ELKHART COUNTY — Today, I am learning the value of patience once again. The internet is down. There is no email. Outgoing calls cannot be made, yet the phone calls can come in. And still, I have work to be done to prepare for tasks that must be completed soon. I hear myself groaning with frustration as I try to get the work done. I need to remind myself that good things usually come with patience.
I have always thought that farmers have to be patient. You plant a seed, you watch it grow through good weather and bad. You breed your cows, raise the calves, and eventually sell the milk or beef. Good things, it seems, comes to those who wait. Patience is part of the job description of a farmer.
And yet, here we are in a world that has become terribly impatient. We see, read and hear the impatience every day, online, on the evening news, out in public. People honking horns in traffic, annoyed about standing in lines, yelling or cursing at that slightest difference of opinion.
The great philosophers and religions of the world have long praised the value of patience. They have taught us that patience is a virtue, something than can be practiced, something we can improve upon. They teach us patience and focus through techniques like breathing, meditation, prayer, the use of beads to focus.
We all have our ways of dealing with stress, and we try to teach our kids patience. As a child, were you ever put in a time out? A few minutes separate from the source of stress can give children a better insight into the situation. How about closing your eyes and taking a few deep breathes, focusing on slowly exhaling? I find that technique works well for me when I need to put life’s tensions aside to focus on what is truly important.
There is much value to patience. Patient people enjoy better mental health. They deal with frustrations like malfunction computers, traffic jams and other daily irritations in ways that are healthier and more productive. Patient people tend to be good friends and neighbors. Patient people find ways to put up with other people’s quirks, and slip ups, even making those qualities more of a reason to be around them. Patient people tend to be in better health, and tend to be goals setters who achieve what they want with a long-term vision, rather than short term frustration.

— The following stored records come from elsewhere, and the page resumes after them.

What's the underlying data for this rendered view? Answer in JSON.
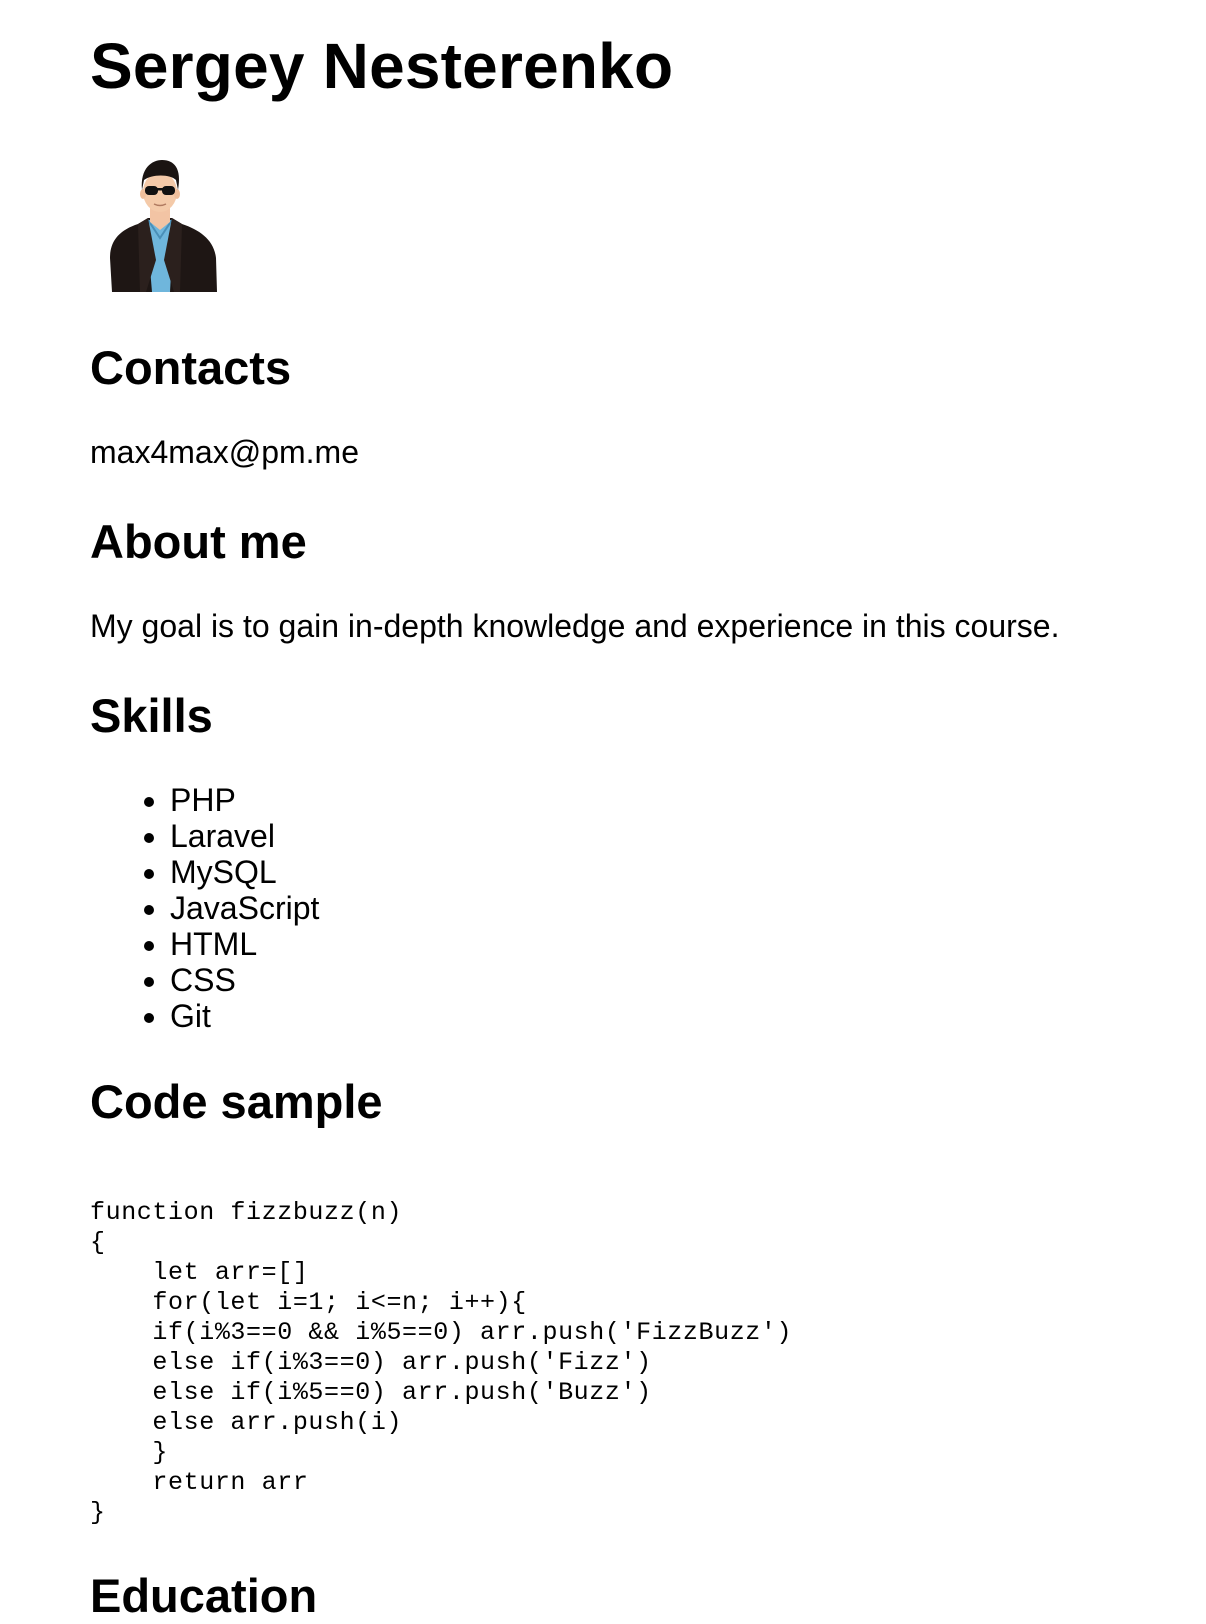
{
  "name": "Sergey Nesterenko",
  "avatar": {
    "icon": "person-avatar-icon"
  },
  "contacts": {
    "heading": "Contacts",
    "email": "max4max@pm.me"
  },
  "about": {
    "heading": "About me",
    "text": "My goal is to gain in-depth knowledge and experience in this course."
  },
  "skills": {
    "heading": "Skills",
    "items": [
      "PHP",
      "Laravel",
      "MySQL",
      "JavaScript",
      "HTML",
      "CSS",
      "Git"
    ]
  },
  "code": {
    "heading": "Code sample",
    "lines": [
      "function fizzbuzz(n)",
      "{",
      "    let arr=[]",
      "    for(let i=1; i<=n; i++){",
      "    if(i%3==0 && i%5==0) arr.push('FizzBuzz')",
      "    else if(i%3==0) arr.push('Fizz')",
      "    else if(i%5==0) arr.push('Buzz')",
      "    else arr.push(i)",
      "    }",
      "    return arr",
      "}"
    ]
  },
  "education": {
    "heading": "Education"
  }
}
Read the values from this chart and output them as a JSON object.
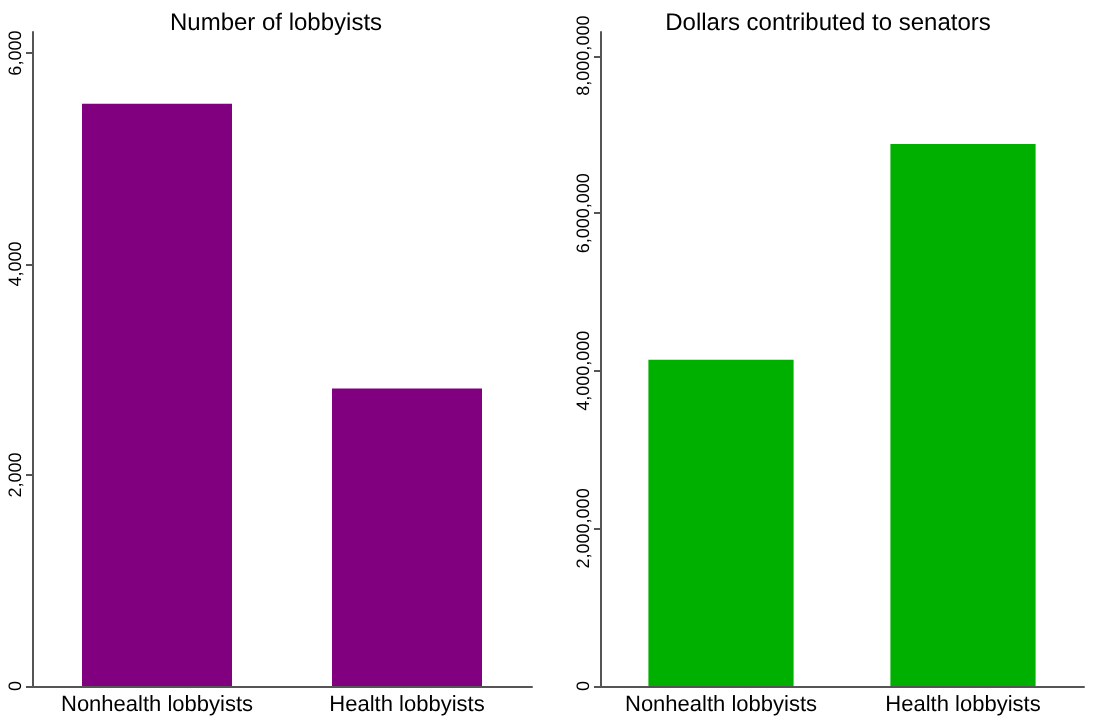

Patience is linked to self-control, and delayed gratification. Finding ways to reframe your frustration into something positive, for instance, can make your day go better. While the internet is down, for instance, I’ve been able to tap out this column on my keyboard, making better use of my time, helping me forget about the stuff that was not going as planned, and achieving one of my daily goals in the process.
For farmers, delayed gratification is often framed as planting the seed, or saving a calf, which will contribute to future income on the farm. But gratification can be much more visionary. Expanding the farm for future generations, retiring to enjoy the fruits of your labor, helping the neighbor boy or a granddaughter get established in their own business. All these are ways to enjoy the life in the present and the future.
Practicing patience every day will not only make life more pleasant in the present, but might help pave the way for a more satisfying future.